"Preliminary estimates of U.S. drug overdose deaths exceeded 60,000 in 2016 and were partially driven by a fivefold increase in overdose deaths involving synthetic opioids (excluding methadone), from 3,105 in 2013 to approximately 20,000 in 2016 (1,2). Illicitly manufactured fentanyl, a synthetic opioid 50–100 times more potent than morphine, is primarily responsible for this rapid increase (3,4). In addition, fentanyl analogs such as acetylfentanyl, furanylfentanyl, and carfentanil are being detected increasingly in overdose deaths (5,6) and the illicit opioid drug supply (7).
drug related deaths
The federal Centers for Disease Control reported on December 21, 2017, that there had been a total of 63,600 deaths attributed to drug overdose in the US in 2016. Based on data available for analysis on Oct. 1, 2017, the CDC's provisional count of drug overdose deaths in the US for the 12-month period ending in December 2016 had been 71,135. The difference is attributed to data quality: provisional counts are by definition incomplete, which means they can be misleading.
"During 2015, drug overdoses accounted for 52,404 U.S. deaths, including 33,091 (63.1%) that involved an opioid. There has been progress in preventing methadone deaths, and death rates declined by 9.1%. However, rates of deaths involving other opioids, specifically heroin and synthetic opioids other than methadone (likely driven primarily by illicitly manufactured fentanyl) (2,3), increased sharply overall and across many states."
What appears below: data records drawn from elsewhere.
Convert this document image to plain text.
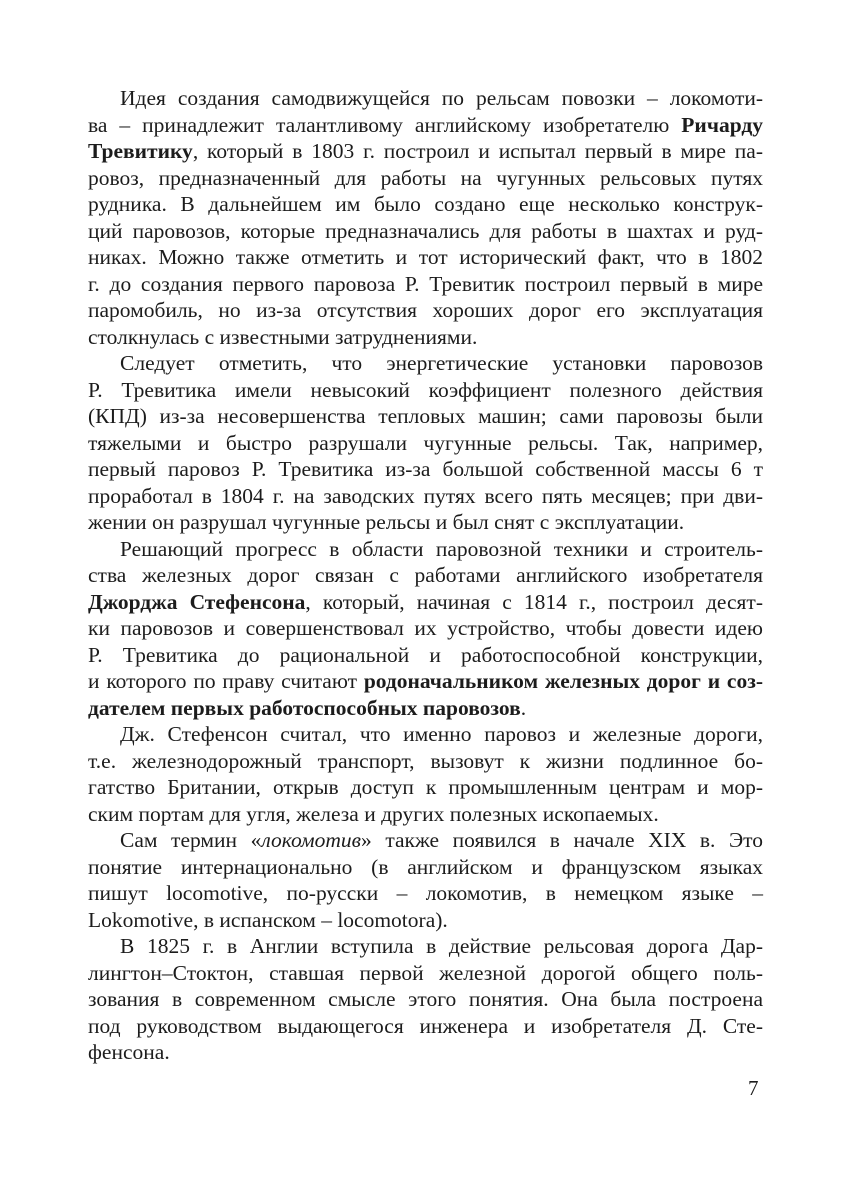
Идея создания самодвижущейся по рельсам повозки – локомоти-
ва – принадлежит талантливому английскому изобретателю Ричарду
Тревитику, который в 1803 г. построил и испытал первый в мире па-
ровоз, предназначенный для работы на чугунных рельсовых путях
рудника. В дальнейшем им было создано еще несколько конструк-
ций паровозов, которые предназначались для работы в шахтах и руд-
никах. Можно также отметить и тот исторический факт, что в 1802
г. до создания первого паровоза Р. Тревитик построил первый в мире
паромобиль, но из-за отсутствия хороших дорог его эксплуатация
столкнулась с известными затруднениями.
Следует отметить, что энергетические установки паровозов
Р. Тревитика имели невысокий коэффициент полезного действия
(КПД) из-за несовершенства тепловых машин; сами паровозы были
тяжелыми и быстро разрушали чугунные рельсы. Так, например,
первый паровоз Р. Тревитика из-за большой собственной массы 6 т
проработал в 1804 г. на заводских путях всего пять месяцев; при дви-
жении он разрушал чугунные рельсы и был снят с эксплуатации.
Решающий прогресс в области паровозной техники и строитель-
ства железных дорог связан с работами английского изобретателя
Джорджа Стефенсона, который, начиная с 1814 г., построил десят-
ки паровозов и совершенствовал их устройство, чтобы довести идею
Р. Тревитика до рациональной и работоспособной конструкции,
и которого по праву считают родоначальником железных дорог и соз-
дателем первых работоспособных паровозов.
Дж. Стефенсон считал, что именно паровоз и железные дороги,
т.е. железнодорожный транспорт, вызовут к жизни подлинное бо-
гатство Британии, открыв доступ к промышленным центрам и мор-
ским портам для угля, железа и других полезных ископаемых.
Сам термин «локомотив» также появился в начале XIX в. Это
понятие интернационально (в английском и французском языках
пишут locomotive, по-русски – локомотив, в немецком языке –
Lokomotive, в испанском – locomotora).
В 1825 г. в Англии вступила в действие рельсовая дорога Дар-
лингтон–Стоктон, ставшая первой железной дорогой общего поль-
зования в современном смысле этого понятия. Она была построена
под руководством выдающегося инженера и изобретателя Д. Сте-
фенсона.
7
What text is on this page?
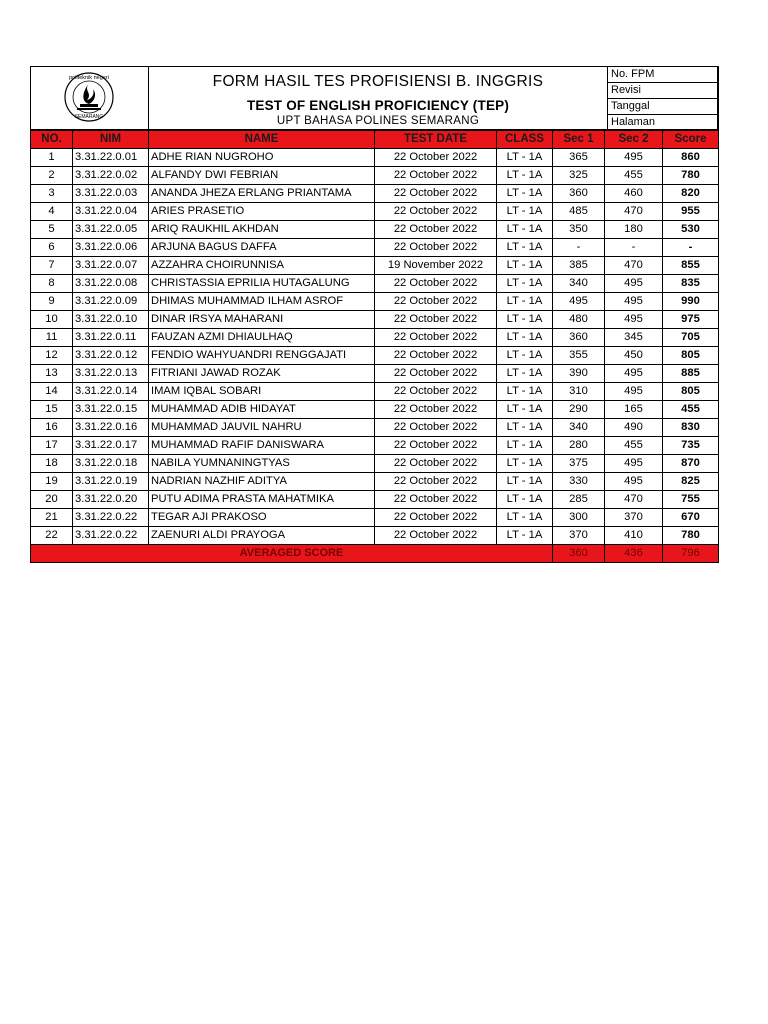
politeknik negeri
SEMARANG
FORM HASIL TES PROFISIENSI B. INGGRIS
TEST OF ENGLISH PROFICIENCY (TEP)
UPT BAHASA POLINES SEMARANG
No. FPM
Revisi
Tanggal
Halaman
NO.	NIM	NAME	TEST DATE	CLASS	Sec 1	Sec 2	Score
1	3.31.22.0.01	ADHE RIAN NUGROHO	22 October 2022	LT - 1A	365	495	860
2	3.31.22.0.02	ALFANDY DWI FEBRIAN	22 October 2022	LT - 1A	325	455	780
3	3.31.22.0.03	ANANDA JHEZA ERLANG PRIANTAMA	22 October 2022	LT - 1A	360	460	820
4	3.31.22.0.04	ARIES PRASETIO	22 October 2022	LT - 1A	485	470	955
5	3.31.22.0.05	ARIQ RAUKHIL AKHDAN	22 October 2022	LT - 1A	350	180	530
6	3.31.22.0.06	ARJUNA BAGUS DAFFA	22 October 2022	LT - 1A	-	-	-
7	3.31.22.0.07	AZZAHRA CHOIRUNNISA	19 November 2022	LT - 1A	385	470	855
8	3.31.22.0.08	CHRISTASSIA EPRILIA HUTAGALUNG	22 October 2022	LT - 1A	340	495	835
9	3.31.22.0.09	DHIMAS MUHAMMAD ILHAM ASROF	22 October 2022	LT - 1A	495	495	990
10	3.31.22.0.10	DINAR IRSYA MAHARANI	22 October 2022	LT - 1A	480	495	975
11	3.31.22.0.11	FAUZAN AZMI DHIAULHAQ	22 October 2022	LT - 1A	360	345	705
12	3.31.22.0.12	FENDIO WAHYUANDRI RENGGAJATI	22 October 2022	LT - 1A	355	450	805
13	3.31.22.0.13	FITRIANI JAWAD ROZAK	22 October 2022	LT - 1A	390	495	885
14	3.31.22.0.14	IMAM IQBAL SOBARI	22 October 2022	LT - 1A	310	495	805
15	3.31.22.0.15	MUHAMMAD ADIB HIDAYAT	22 October 2022	LT - 1A	290	165	455
16	3.31.22.0.16	MUHAMMAD JAUVIL NAHRU	22 October 2022	LT - 1A	340	490	830
17	3.31.22.0.17	MUHAMMAD RAFIF DANISWARA	22 October 2022	LT - 1A	280	455	735
18	3.31.22.0.18	NABILA YUMNANINGTYAS	22 October 2022	LT - 1A	375	495	870
19	3.31.22.0.19	NADRIAN NAZHIF ADITYA	22 October 2022	LT - 1A	330	495	825
20	3.31.22.0.20	PUTU ADIMA PRASTA MAHATMIKA	22 October 2022	LT - 1A	285	470	755
21	3.31.22.0.22	TEGAR AJI PRAKOSO	22 October 2022	LT - 1A	300	370	670
22	3.31.22.0.22	ZAENURI ALDI PRAYOGA	22 October 2022	LT - 1A	370	410	780
AVERAGED SCORE					360	436	796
"In 2014, a total of 49,714 persons died of drug-induced causes in the United States (Tables 10, 12, and 13). This category includes deaths from poisoning and medical conditions caused by use of legal or illegal drugs, as well as deaths from poisoning due to medically prescribed and other drugs. It excludes unintentional injuries, homicides, and other causes indirectly related to drug use, as well as newborn deaths due to the mother’s drug use.
"In 2014, a total of 30,722 persons died of alcohol-induced causes in the United States (Tables 10, 12, and 13). This category includes deaths from dependent and nondependent use of alcohol, as well as deaths from accidental poisoning by alcohol. It excludes unintentional injuries, homicides, and other causes indirectly related to alcohol use, as well as deaths due to fetal alcohol syndrome (for a list of alcohol-induced causes, see Technical Notes).